Pero él le mostró la pelota como toda contestación.
- ¿Ahora? - Enrique miró hacia el interior de su casa y luego levantó la vista hasta la plaza.
- ¿Los chicos estarán en casa?
- Si, seguro... - iba a acotar qué dónde estarían si no estaban en sus casas, pero era algo que estaba de más decirlo por más que su amigo ya no viviese en el pueblo, porque lo que su amigo buscaba no era una respuesta, sino la complicidad de ir a buscarlos.
Salieron raudos hasta lo de Simón.
- Mirá que ya tenemos cincuenta pirulos, eh. Un rato nomás.
- Si, media hora, ya sabés que a las ocho comemos.
Enrique sonrió frente al conocimiento del retorno a la rutina de su amigo.
Fueron por Simón, Lucas y Esteban. La pelota pasaba de mano en mano. Las sonrisas daban paso a las palabras y las palabras a los abrazos. El ciclo de la amistad, de manera infinita. La amistad, la verdadera, que no tiene lugar para el tiempo. La que sin reproche alguno se fortalece por la amistad en sí misma y los hechos que la cimentaron en el pasado, y que no necesita alimentarse más que de la certeza de saber que el otro siempre estará allí, no importa el cuándo ni el por qué.
Caminaron los cinco hasta la plaza y pusieron sus remeras formando los límites del arco. Enrique y Simón hicieron el pan y queso y delinearon los dos equipos. Uno con un jugador más que el otro, como siempre sucedía. Pero las reglas estaban escritas en sus mentes desde hacía largas décadas. Cada tres goles, no importara de qué equipo, el que sobraba pasaba al otro bando. Y el elegido para cambiar iba rotando. Por lo tanto, ningún equipo era permanente y el triunfo no le pertenecía a nadie en concreto, sino a la felicidad de compartir el juego y el hecho de estar juntos.
Ninguno recordaba el último partido en la plaza, o quizá sí, pero no querían reconocerlo, por miedo quizá a que en realidad el último fuese ese, y ya no hubiese otras oportunidades.
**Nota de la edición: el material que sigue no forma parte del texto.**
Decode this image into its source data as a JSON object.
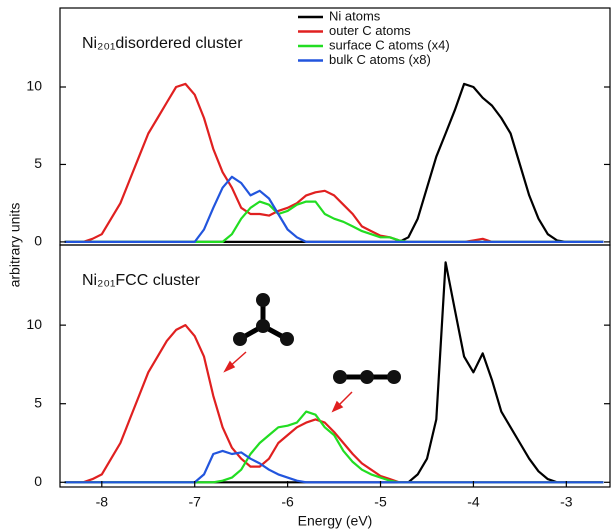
{
  "chart_data": [
    {
      "type": "line",
      "title": "Ni₂₀₁disordered cluster",
      "ylabel": "arbitrary units",
      "legend": "upper center",
      "xlim": [
        -8.45,
        -2.53
      ],
      "ylim": [
        -0.2,
        15.1
      ],
      "yticks": [
        0,
        5,
        10
      ],
      "x": [
        -8.4,
        -8.3,
        -8.2,
        -8.1,
        -8.0,
        -7.9,
        -7.8,
        -7.7,
        -7.6,
        -7.5,
        -7.4,
        -7.3,
        -7.2,
        -7.1,
        -7.0,
        -6.9,
        -6.8,
        -6.7,
        -6.6,
        -6.5,
        -6.4,
        -6.3,
        -6.2,
        -6.1,
        -6.0,
        -5.9,
        -5.8,
        -5.7,
        -5.6,
        -5.5,
        -5.4,
        -5.3,
        -5.2,
        -5.1,
        -5.0,
        -4.9,
        -4.8,
        -4.7,
        -4.6,
        -4.5,
        -4.4,
        -4.3,
        -4.2,
        -4.1,
        -4.0,
        -3.9,
        -3.8,
        -3.7,
        -3.6,
        -3.5,
        -3.4,
        -3.3,
        -3.2,
        -3.1,
        -3.0,
        -2.9,
        -2.8,
        -2.7,
        -2.6
      ],
      "series": [
        {
          "name": "Ni atoms",
          "color": "#000000",
          "values": [
            0,
            0,
            0,
            0,
            0,
            0,
            0,
            0,
            0,
            0,
            0,
            0,
            0,
            0,
            0,
            0,
            0,
            0,
            0,
            0,
            0,
            0,
            0,
            0,
            0,
            0,
            0,
            0,
            0,
            0,
            0,
            0,
            0,
            0,
            0,
            0,
            0,
            0.3,
            1.5,
            3.5,
            5.5,
            7,
            8.5,
            10.2,
            10,
            9.3,
            8.8,
            8,
            7,
            5,
            3,
            1.5,
            0.5,
            0.1,
            0,
            0,
            0,
            0,
            0
          ]
        },
        {
          "name": "outer C atoms",
          "color": "#e02020",
          "values": [
            0,
            0,
            0,
            0.2,
            0.5,
            1.5,
            2.5,
            4,
            5.5,
            7,
            8,
            9,
            10,
            10.2,
            9.5,
            8,
            6,
            4.5,
            3.5,
            2.2,
            1.8,
            1.8,
            1.7,
            2,
            2.2,
            2.5,
            3,
            3.2,
            3.3,
            3,
            2.4,
            1.8,
            1,
            0.7,
            0.4,
            0.3,
            0.1,
            0,
            0,
            0,
            0,
            0,
            0,
            0,
            0.1,
            0.2,
            0,
            0,
            0,
            0,
            0,
            0,
            0,
            0,
            0,
            0,
            0,
            0,
            0
          ]
        },
        {
          "name": "surface C atoms (x4)",
          "color": "#22dd22",
          "values": [
            0,
            0,
            0,
            0,
            0,
            0,
            0,
            0,
            0,
            0,
            0,
            0,
            0,
            0,
            0,
            0,
            0,
            0,
            0.5,
            1.5,
            2.2,
            2.6,
            2.4,
            1.8,
            2.0,
            2.4,
            2.6,
            2.6,
            1.8,
            1.5,
            1.3,
            1.0,
            0.7,
            0.5,
            0.3,
            0.3,
            0.1,
            0,
            0,
            0,
            0,
            0,
            0,
            0,
            0,
            0,
            0,
            0,
            0,
            0,
            0,
            0,
            0,
            0,
            0,
            0,
            0,
            0,
            0
          ]
        },
        {
          "name": "bulk C atoms (x8)",
          "color": "#2255dd",
          "values": [
            0,
            0,
            0,
            0,
            0,
            0,
            0,
            0,
            0,
            0,
            0,
            0,
            0,
            0,
            0,
            0.8,
            2.2,
            3.5,
            4.2,
            3.8,
            3.0,
            3.3,
            2.8,
            1.8,
            0.8,
            0.3,
            0,
            0,
            0,
            0,
            0,
            0,
            0,
            0,
            0,
            0,
            0,
            0,
            0,
            0,
            0,
            0,
            0,
            0,
            0,
            0,
            0,
            0,
            0,
            0,
            0,
            0,
            0,
            0,
            0,
            0,
            0,
            0,
            0
          ]
        }
      ]
    },
    {
      "type": "line",
      "title": "Ni₂₀₁FCC cluster",
      "xlabel": "Energy (eV)",
      "xlim": [
        -8.45,
        -2.53
      ],
      "ylim": [
        -0.3,
        15.1
      ],
      "yticks": [
        0,
        5,
        10
      ],
      "xticks": [
        -8,
        -7,
        -6,
        -5,
        -4,
        -3
      ],
      "x": [
        -8.4,
        -8.3,
        -8.2,
        -8.1,
        -8.0,
        -7.9,
        -7.8,
        -7.7,
        -7.6,
        -7.5,
        -7.4,
        -7.3,
        -7.2,
        -7.1,
        -7.0,
        -6.9,
        -6.8,
        -6.7,
        -6.6,
        -6.5,
        -6.4,
        -6.3,
        -6.2,
        -6.1,
        -6.0,
        -5.9,
        -5.8,
        -5.7,
        -5.6,
        -5.5,
        -5.4,
        -5.3,
        -5.2,
        -5.1,
        -5.0,
        -4.9,
        -4.8,
        -4.7,
        -4.6,
        -4.5,
        -4.4,
        -4.3,
        -4.2,
        -4.1,
        -4.0,
        -3.9,
        -3.8,
        -3.7,
        -3.6,
        -3.5,
        -3.4,
        -3.3,
        -3.2,
        -3.1,
        -3.0,
        -2.9,
        -2.8,
        -2.7,
        -2.6
      ],
      "series": [
        {
          "color": "#000000",
          "values": [
            0,
            0,
            0,
            0,
            0,
            0,
            0,
            0,
            0,
            0,
            0,
            0,
            0,
            0,
            0,
            0,
            0,
            0,
            0,
            0,
            0,
            0,
            0,
            0,
            0,
            0,
            0,
            0,
            0,
            0,
            0,
            0,
            0,
            0,
            0,
            0,
            0,
            0,
            0.5,
            1.5,
            4,
            14,
            11,
            8,
            7,
            8.2,
            6.5,
            4.5,
            3.5,
            2.5,
            1.5,
            0.7,
            0.2,
            0,
            0,
            0,
            0,
            0,
            0
          ]
        },
        {
          "color": "#e02020",
          "values": [
            0,
            0,
            0,
            0.2,
            0.5,
            1.5,
            2.5,
            4,
            5.5,
            7,
            8,
            9,
            9.7,
            10,
            9.3,
            8,
            5.5,
            3.5,
            2.2,
            1.5,
            1.0,
            1.0,
            1.5,
            2.5,
            3.0,
            3.5,
            3.8,
            4.0,
            3.8,
            3.2,
            2.5,
            1.8,
            1.2,
            0.8,
            0.4,
            0.2,
            0,
            0,
            0,
            0,
            0,
            0,
            0,
            0,
            0,
            0,
            0,
            0,
            0,
            0,
            0,
            0,
            0,
            0,
            0,
            0,
            0,
            0,
            0
          ]
        },
        {
          "color": "#22dd22",
          "values": [
            0,
            0,
            0,
            0,
            0,
            0,
            0,
            0,
            0,
            0,
            0,
            0,
            0,
            0,
            0,
            0,
            0,
            0.1,
            0.3,
            0.8,
            1.8,
            2.5,
            3.0,
            3.5,
            3.6,
            3.8,
            4.5,
            4.3,
            3.5,
            3.0,
            2.0,
            1.3,
            0.8,
            0.5,
            0.3,
            0.1,
            0,
            0,
            0,
            0,
            0,
            0,
            0,
            0,
            0,
            0,
            0,
            0,
            0,
            0,
            0,
            0,
            0,
            0,
            0,
            0,
            0,
            0,
            0
          ]
        },
        {
          "color": "#2255dd",
          "values": [
            0,
            0,
            0,
            0,
            0,
            0,
            0,
            0,
            0,
            0,
            0,
            0,
            0,
            0,
            0,
            0.5,
            1.8,
            2.0,
            1.8,
            1.9,
            1.5,
            1.2,
            0.8,
            0.5,
            0.3,
            0.1,
            0,
            0,
            0,
            0,
            0,
            0,
            0,
            0,
            0,
            0,
            0,
            0,
            0,
            0,
            0,
            0,
            0,
            0,
            0,
            0,
            0,
            0,
            0,
            0,
            0,
            0,
            0,
            0,
            0,
            0,
            0,
            0,
            0
          ]
        }
      ]
    }
  ]
}
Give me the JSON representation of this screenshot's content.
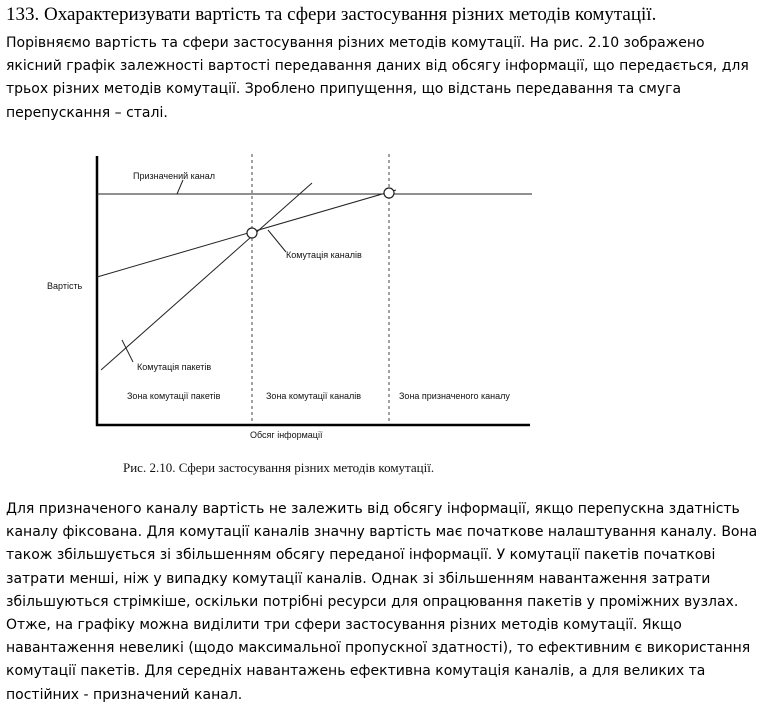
{
  "heading": "133. Охарактеризувати вартість та сфери застосування різних методів комутації.",
  "intro": "Порівняємо вартість та сфери застосування різних методів комутації. На рис. 2.10 зображено якісний графік залежності вартості передавання даних від обсягу інформації, що передається, для трьох різних методів комутації. Зроблено припущення, що відстань передавання та смуга перепускання – сталі.",
  "figure": {
    "caption": "Рис. 2.10. Сфери застосування різних методів комутації.",
    "y_label": "Вартість",
    "x_label": "Обсяг інформації",
    "line_labels": {
      "dedicated": "Призначений канал",
      "circuit": "Комутація каналів",
      "packet": "Комутація пакетів"
    },
    "zones": [
      "Зона комутації пакетів",
      "Зона комутації каналів",
      "Зона призначеного каналу"
    ]
  },
  "body": "Для призначеного каналу вартість не залежить від обсягу інформації, якщо перепускна здатність каналу фіксована. Для комутації каналів значну вартість має початкове налаштування каналу. Вона також збільшується зі збільшенням обсягу переданої інформації. У комутації пакетів початкові затрати менші, ніж у випадку комутації каналів. Однак зі збільшенням навантаження затрати збільшуються стрімкіше, оскільки потрібні ресурси для опрацювання пакетів у проміжних вузлах. Отже, на графіку можна виділити три сфери застосування різних методів комутації. Якщо навантаження невеликі (щодо максимальної пропускної здатності), то ефективним є використання комутації пакетів. Для середніх навантажень ефективна комутація каналів, а для великих та постійних - призначений канал."
}
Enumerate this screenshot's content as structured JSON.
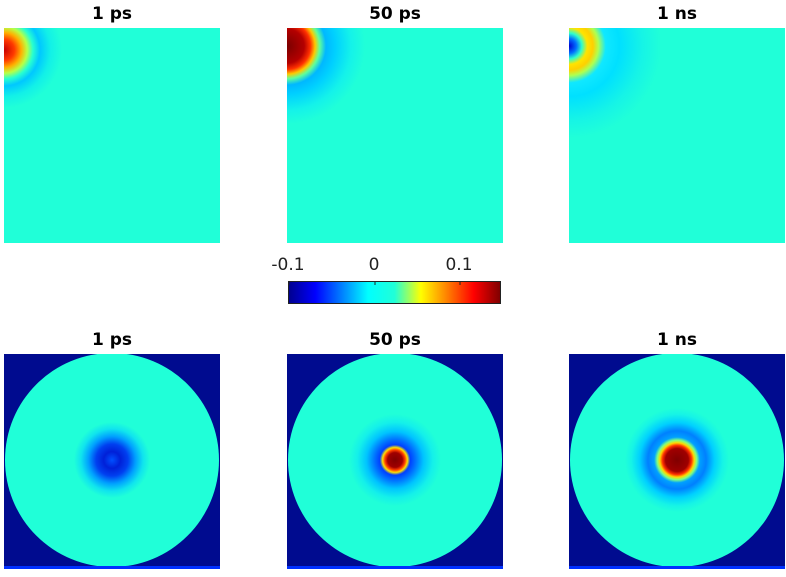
{
  "chart_data": [
    {
      "type": "heatmap",
      "title": "1 ps",
      "row": "top",
      "colormap": "jet",
      "clim": [
        -0.15,
        0.15
      ],
      "features": [
        {
          "kind": "hot-spot",
          "location": "top-left corner",
          "peak_value": 0.13
        },
        {
          "kind": "negative-halo",
          "location": "top-left corner",
          "value": -0.04
        }
      ]
    },
    {
      "type": "heatmap",
      "title": "50 ps",
      "row": "top",
      "colormap": "jet",
      "clim": [
        -0.15,
        0.15
      ],
      "features": [
        {
          "kind": "hot-spot",
          "location": "top-left corner",
          "peak_value": 0.15
        },
        {
          "kind": "negative-halo",
          "location": "top-left corner",
          "value": -0.05
        }
      ]
    },
    {
      "type": "heatmap",
      "title": "1 ns",
      "row": "top",
      "colormap": "jet",
      "clim": [
        -0.15,
        0.15
      ],
      "features": [
        {
          "kind": "cold-core",
          "location": "top-left corner",
          "value": -0.1
        },
        {
          "kind": "warm-ring",
          "location": "top-left corner",
          "value": 0.08
        },
        {
          "kind": "negative-halo",
          "location": "top-left corner",
          "value": -0.02
        }
      ]
    },
    {
      "type": "heatmap",
      "title": "1 ps",
      "row": "bottom",
      "colormap": "jet",
      "clim": [
        -0.15,
        0.15
      ],
      "features": [
        {
          "kind": "cold-ring",
          "location": "center",
          "value": -0.1
        }
      ]
    },
    {
      "type": "heatmap",
      "title": "50 ps",
      "row": "bottom",
      "colormap": "jet",
      "clim": [
        -0.15,
        0.15
      ],
      "features": [
        {
          "kind": "hot-core",
          "location": "center",
          "value": 0.15
        },
        {
          "kind": "cold-ring",
          "location": "center",
          "value": -0.08
        }
      ]
    },
    {
      "type": "heatmap",
      "title": "1 ns",
      "row": "bottom",
      "colormap": "jet",
      "clim": [
        -0.15,
        0.15
      ],
      "features": [
        {
          "kind": "hot-core",
          "location": "center",
          "value": 0.15
        },
        {
          "kind": "warm-ring",
          "location": "center",
          "value": 0.08
        },
        {
          "kind": "cold-ring",
          "location": "center",
          "value": -0.05
        }
      ]
    }
  ],
  "colorbar": {
    "ticks": [
      "-0.1",
      "0",
      "0.1"
    ],
    "tick_values": [
      -0.1,
      0,
      0.1
    ],
    "range": [
      -0.15,
      0.15
    ],
    "colormap": "jet"
  },
  "colors": {
    "background_zero": "#20ffd8",
    "outside_disk": "#000b8f",
    "jet_dark_blue": "#00008f",
    "jet_dark_red": "#800000"
  }
}
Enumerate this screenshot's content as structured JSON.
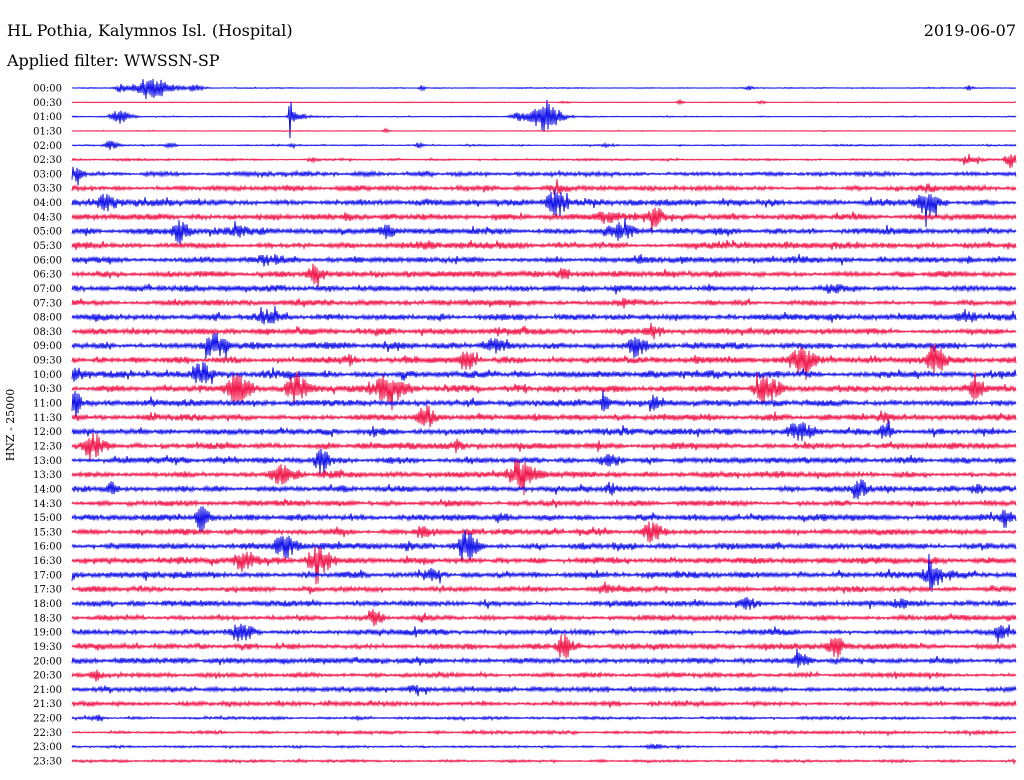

Porque para algunas cosas, no para todas, el tiempo corría y vaya que lo hacía más rápido que aquel grupo de amigos, que con más de cincuenta años cada uno se esforzaba en la penumbra fruto de la única farola de la plaza con el fin de sentir una vez más las risas y los abrazos tras el grito de un gol.
Se prometieron otro picado la noche siguiente y la otra, y la otra, mientras él permaneciera de visita. Y lo harían, religiosamente. La última noche, le harían prometer a él que esta vez regresaría más rápido, sin dejar pasar tanto. El daría su palabra, aunque no la cumpliría.
Cuando el pasado despierta, se puede convertir en una trampa. Y para sobrevivir, lo mismo que con los animales feroces del monte, lo mejor es permanecer lejos. Al menos, por un tiempo. O mientras, gran paradoja, el tiempo lo permita.